- Location of Balgstädt within Burgenlandkreis district
- Balgstädt Balgstädt
- Coordinates: 51°12′22″N 11°44′2″E﻿ / ﻿51.20611°N 11.73389°E
- Country: Germany
- State: Saxony-Anhalt
- District: Burgenlandkreis
- Municipal assoc.: Unstruttal

Government
- • Mayor (2024–31): Christian Balke

Area
- • Total: 32.58 km^{2} (12.58 sq mi)
- Elevation: 109 m (358 ft)

Population (2022-12-31)
- • Total: 1,078
- • Density: 33/km^{2} (86/sq mi)
- Time zone: UTC+01:00 (CET)
- • Summer (DST): UTC+02:00 (CEST)
- Postal codes: 06632, 06636, 06647
- Dialling codes: 034462, 034464, 034465
- Vehicle registration: BLK
- Website: www.balgstaedt.de

= Balgstädt =

Balgstädt (/de/) is a municipality in the Burgenlandkreis district, in Saxony-Anhalt, Germany. Since 2009 it has incorporated the former municipalities of Burkersroda, Größnitz and Hirschroda.

== Geography ==
Balgstädt is in the valley of the lower reaches of the Unstrut, eight kilometres before its mouth in the Saale, at the confluence of the Hasselbach. The municipality is part of the nature park Saale-Unstrut-Triasland, in whose centre it lies. It is also located on the western edge of the wine-growing region Saale-Unstrut. Neighboring municipality are Freyburg, Naumburg (Saale), Lanitz-Hassel-Tal, An der Poststraße, Bad Bibra and Laucha an der Unstrut.

Districts of the municipality are Balgstädt, Burkersroda, Dietrichsroda, Größnitz, Hirschroda and Städten.

== Attractions ==

=== Village church ===
The village church from 1739 includes a late Romanesque, transversely rectangular choir tower, which was probably still preserved from a previous building. In the rectangular nave are two-storey wooden galleries, in the northeast the former manor lodge. Opposite this there is a bust of Georg Rudolf von Hessler (1641-1687) with heraldic shields. The wooden pulpit altar dates from the time of the construction of the nave. The basket has a font cartridge between Corinthian pilasters with acanthus cheeks, the laterally larger than life carved figures show Moses and John the Baptist and date from the 17th century.

==== Castle ====
The cultural monuments of the community are listed in the local monument list.

== Economy and Infrastructure ==
In addition to the agricultural cooperative that emerged from the former LPG, a chimney and firing construction company, as well as a winery, there are still several independent tradesmen.
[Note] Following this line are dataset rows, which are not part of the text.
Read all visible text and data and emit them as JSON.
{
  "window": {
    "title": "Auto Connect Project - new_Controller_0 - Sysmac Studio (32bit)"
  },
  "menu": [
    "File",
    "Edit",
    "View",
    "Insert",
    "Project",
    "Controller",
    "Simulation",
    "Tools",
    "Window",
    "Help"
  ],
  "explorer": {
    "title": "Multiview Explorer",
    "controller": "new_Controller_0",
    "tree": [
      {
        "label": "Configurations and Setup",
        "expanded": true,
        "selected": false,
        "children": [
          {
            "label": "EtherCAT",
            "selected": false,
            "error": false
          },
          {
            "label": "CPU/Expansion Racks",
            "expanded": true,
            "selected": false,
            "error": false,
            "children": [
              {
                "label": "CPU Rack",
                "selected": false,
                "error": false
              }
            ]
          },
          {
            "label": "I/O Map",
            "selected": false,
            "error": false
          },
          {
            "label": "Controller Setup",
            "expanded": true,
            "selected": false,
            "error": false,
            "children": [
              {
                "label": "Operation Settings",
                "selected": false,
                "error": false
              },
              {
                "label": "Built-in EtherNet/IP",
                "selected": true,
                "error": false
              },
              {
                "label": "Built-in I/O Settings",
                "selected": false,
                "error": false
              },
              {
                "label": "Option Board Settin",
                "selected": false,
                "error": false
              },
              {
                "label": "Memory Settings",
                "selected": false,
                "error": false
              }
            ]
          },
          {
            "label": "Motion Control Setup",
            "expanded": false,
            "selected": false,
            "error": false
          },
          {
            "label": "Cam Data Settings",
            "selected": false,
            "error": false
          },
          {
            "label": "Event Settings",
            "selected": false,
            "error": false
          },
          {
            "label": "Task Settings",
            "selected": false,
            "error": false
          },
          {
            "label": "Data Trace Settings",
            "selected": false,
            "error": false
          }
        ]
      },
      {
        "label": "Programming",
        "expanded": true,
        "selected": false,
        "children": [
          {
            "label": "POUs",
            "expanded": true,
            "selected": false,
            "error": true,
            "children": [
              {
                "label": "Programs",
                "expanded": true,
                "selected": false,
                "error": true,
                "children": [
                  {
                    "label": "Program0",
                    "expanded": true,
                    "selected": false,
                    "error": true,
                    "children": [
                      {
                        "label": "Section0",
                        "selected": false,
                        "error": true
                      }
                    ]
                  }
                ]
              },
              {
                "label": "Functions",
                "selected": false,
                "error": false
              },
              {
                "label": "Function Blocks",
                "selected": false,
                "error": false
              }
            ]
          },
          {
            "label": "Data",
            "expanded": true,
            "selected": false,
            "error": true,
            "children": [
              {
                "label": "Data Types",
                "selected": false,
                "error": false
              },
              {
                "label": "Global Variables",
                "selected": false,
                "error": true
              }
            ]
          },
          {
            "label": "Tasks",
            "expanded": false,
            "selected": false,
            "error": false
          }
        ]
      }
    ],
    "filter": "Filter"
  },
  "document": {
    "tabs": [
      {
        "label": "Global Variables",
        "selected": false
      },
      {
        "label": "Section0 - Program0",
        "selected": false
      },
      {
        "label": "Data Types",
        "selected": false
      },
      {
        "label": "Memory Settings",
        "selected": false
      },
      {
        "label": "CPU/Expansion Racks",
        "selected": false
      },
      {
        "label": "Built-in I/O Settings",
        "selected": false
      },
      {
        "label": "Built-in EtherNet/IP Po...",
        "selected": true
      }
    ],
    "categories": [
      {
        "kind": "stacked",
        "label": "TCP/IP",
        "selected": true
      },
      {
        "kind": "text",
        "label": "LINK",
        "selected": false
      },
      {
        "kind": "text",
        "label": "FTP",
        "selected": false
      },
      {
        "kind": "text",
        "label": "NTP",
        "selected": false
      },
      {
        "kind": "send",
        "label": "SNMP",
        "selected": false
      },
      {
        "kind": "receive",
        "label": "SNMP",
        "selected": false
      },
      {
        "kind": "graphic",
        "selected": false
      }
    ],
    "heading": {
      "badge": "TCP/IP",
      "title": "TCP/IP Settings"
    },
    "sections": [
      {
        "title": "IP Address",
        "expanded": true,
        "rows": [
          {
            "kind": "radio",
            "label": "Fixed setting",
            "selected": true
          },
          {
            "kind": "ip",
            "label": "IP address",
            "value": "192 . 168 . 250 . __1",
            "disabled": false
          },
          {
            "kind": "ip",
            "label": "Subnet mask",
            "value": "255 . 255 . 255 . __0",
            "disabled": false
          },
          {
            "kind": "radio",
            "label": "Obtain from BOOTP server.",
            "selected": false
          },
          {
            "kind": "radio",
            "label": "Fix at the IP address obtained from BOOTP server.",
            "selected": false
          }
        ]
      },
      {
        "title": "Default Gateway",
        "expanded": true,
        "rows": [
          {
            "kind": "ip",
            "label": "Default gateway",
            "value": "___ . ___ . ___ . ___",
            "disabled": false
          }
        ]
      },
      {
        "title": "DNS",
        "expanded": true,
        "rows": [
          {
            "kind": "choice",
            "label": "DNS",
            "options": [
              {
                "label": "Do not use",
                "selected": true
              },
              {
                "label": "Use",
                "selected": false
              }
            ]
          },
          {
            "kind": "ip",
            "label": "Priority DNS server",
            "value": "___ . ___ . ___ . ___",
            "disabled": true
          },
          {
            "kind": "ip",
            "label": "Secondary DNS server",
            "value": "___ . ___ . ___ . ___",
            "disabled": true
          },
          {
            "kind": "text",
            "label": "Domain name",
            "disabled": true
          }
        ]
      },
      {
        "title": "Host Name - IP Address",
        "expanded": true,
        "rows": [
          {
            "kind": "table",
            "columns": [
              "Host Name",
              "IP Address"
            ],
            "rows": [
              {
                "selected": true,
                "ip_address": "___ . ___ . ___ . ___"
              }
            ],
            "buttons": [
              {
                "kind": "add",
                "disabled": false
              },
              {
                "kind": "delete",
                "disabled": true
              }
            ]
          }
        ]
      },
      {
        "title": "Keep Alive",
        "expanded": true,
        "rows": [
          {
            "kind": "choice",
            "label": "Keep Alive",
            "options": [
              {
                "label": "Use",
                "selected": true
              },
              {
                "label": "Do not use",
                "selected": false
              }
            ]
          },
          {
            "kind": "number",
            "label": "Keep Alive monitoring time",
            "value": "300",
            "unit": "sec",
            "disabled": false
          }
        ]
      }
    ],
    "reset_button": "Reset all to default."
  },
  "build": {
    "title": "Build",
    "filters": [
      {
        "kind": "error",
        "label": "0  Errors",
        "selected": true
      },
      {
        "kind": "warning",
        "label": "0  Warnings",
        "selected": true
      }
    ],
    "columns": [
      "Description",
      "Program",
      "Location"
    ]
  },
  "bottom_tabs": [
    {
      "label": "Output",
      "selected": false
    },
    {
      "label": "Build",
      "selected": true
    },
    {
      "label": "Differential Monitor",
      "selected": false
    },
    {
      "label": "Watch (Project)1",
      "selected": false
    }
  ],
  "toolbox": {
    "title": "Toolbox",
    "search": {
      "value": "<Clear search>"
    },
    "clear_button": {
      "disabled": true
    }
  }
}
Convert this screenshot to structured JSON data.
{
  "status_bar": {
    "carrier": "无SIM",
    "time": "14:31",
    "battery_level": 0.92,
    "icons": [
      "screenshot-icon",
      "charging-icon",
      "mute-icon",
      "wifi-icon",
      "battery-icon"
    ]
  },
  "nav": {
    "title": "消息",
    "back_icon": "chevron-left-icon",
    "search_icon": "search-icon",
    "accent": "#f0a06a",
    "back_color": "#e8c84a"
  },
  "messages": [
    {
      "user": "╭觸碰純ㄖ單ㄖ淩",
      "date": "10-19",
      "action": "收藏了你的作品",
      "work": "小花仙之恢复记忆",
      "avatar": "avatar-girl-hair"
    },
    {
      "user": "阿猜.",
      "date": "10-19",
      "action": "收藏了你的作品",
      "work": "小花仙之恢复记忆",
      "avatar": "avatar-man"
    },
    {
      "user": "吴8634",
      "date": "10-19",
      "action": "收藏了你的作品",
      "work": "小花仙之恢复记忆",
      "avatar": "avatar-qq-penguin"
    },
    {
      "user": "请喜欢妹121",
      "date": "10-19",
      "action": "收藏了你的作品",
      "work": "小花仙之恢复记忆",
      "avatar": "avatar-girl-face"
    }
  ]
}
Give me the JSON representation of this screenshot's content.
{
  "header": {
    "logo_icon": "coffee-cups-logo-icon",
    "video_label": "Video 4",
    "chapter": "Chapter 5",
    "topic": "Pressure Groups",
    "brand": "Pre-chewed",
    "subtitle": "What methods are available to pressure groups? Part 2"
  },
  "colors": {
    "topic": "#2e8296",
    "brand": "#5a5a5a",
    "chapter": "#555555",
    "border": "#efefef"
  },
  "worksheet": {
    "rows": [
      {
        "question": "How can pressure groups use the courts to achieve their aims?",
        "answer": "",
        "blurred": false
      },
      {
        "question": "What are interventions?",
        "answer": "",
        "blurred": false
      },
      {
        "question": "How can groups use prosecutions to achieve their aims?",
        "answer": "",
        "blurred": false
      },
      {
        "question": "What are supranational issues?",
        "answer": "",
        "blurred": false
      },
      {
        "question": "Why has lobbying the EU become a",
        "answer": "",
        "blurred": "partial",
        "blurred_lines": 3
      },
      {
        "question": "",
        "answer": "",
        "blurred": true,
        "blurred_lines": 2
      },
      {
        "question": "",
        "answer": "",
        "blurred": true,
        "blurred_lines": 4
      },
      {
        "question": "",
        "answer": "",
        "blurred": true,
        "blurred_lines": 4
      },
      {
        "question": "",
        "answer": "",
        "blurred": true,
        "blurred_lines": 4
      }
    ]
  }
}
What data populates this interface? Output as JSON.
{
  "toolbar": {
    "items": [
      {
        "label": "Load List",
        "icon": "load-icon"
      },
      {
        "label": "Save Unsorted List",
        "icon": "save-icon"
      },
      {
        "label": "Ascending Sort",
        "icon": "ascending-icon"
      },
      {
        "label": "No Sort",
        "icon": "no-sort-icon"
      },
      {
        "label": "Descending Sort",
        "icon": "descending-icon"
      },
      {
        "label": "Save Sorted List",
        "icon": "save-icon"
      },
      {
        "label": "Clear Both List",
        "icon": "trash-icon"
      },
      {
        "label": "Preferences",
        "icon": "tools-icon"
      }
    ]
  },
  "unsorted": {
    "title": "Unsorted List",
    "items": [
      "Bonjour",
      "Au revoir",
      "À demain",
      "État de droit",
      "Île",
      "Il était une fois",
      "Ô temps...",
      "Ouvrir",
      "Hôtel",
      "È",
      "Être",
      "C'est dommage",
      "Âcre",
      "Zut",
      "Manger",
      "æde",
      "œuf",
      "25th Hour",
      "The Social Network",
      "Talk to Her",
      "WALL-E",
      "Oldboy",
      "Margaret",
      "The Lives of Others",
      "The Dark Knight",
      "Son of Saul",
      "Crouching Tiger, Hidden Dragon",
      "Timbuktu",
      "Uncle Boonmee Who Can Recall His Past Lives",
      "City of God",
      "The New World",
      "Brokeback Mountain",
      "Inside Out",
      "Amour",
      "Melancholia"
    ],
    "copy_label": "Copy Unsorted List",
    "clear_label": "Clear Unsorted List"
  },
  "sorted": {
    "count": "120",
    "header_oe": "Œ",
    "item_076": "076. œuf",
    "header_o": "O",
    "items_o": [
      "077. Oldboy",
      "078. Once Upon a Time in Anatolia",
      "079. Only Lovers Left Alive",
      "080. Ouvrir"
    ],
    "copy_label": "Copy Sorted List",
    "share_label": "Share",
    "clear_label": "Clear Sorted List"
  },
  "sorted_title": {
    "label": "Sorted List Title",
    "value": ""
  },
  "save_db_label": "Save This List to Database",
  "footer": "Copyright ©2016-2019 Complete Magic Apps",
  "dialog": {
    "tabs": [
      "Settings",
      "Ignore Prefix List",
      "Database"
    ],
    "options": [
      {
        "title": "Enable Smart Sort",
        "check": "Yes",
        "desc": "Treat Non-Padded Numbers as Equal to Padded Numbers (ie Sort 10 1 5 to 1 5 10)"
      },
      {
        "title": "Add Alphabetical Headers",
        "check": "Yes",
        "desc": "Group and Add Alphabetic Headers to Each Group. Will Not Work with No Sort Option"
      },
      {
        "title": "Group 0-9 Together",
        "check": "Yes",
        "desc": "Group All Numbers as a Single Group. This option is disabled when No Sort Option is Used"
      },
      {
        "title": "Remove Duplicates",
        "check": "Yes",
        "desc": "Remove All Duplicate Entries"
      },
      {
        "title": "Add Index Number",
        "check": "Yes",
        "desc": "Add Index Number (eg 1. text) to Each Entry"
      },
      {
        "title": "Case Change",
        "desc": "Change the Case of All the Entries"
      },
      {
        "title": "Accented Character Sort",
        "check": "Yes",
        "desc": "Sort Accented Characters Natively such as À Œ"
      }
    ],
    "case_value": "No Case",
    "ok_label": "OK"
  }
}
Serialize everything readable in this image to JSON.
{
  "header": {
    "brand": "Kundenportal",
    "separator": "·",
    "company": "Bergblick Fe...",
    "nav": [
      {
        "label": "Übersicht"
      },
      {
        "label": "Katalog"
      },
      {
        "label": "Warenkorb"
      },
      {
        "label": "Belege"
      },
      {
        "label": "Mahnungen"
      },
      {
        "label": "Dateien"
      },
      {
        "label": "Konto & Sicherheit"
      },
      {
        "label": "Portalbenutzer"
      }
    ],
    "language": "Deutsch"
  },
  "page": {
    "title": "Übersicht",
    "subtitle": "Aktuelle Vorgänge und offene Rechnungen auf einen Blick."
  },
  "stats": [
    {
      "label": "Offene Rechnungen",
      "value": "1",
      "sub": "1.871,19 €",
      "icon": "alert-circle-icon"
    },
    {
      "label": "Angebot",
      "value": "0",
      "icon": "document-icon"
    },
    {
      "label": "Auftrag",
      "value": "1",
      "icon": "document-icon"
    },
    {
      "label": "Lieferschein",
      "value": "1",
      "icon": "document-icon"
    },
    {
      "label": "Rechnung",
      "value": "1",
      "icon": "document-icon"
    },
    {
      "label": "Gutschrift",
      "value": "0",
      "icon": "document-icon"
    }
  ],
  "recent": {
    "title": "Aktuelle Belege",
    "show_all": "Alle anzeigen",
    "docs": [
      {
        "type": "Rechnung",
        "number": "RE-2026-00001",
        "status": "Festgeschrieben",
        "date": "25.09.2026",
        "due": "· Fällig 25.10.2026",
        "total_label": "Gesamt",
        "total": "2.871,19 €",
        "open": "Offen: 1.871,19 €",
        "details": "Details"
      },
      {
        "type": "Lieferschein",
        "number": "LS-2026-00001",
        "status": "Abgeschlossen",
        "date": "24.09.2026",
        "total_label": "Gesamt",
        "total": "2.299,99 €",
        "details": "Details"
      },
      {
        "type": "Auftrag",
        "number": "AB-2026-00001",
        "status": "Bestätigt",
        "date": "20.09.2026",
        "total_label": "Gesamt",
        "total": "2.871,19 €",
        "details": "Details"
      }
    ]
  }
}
Another economic factor that should not be underestimated is tourism.

=== Tourism ===
Balgstädt benefits mainly from its location and the attractions in its surroundings such as the monastery ruins Zscheiplitz on the slope on the opposite side of the river, the Neuenburg in Freyburg, the Zeddenbach mill and others.

In addition to overnight stays, the leisure and tourism club also offers bicycle and canoe tours as well as guided hikes to the nearby orchid area.

=== Traffic ===
Through Balgstädt the federal highway 176 leads from Bad Bibra to Freyburg. From there, the federal highway 180 leads to the district town of Naumburg (Saale), which is just ten kilometers away.

The place also has a breakpoint at the railway of Unstrut called Naumburg-Nebra-Artern.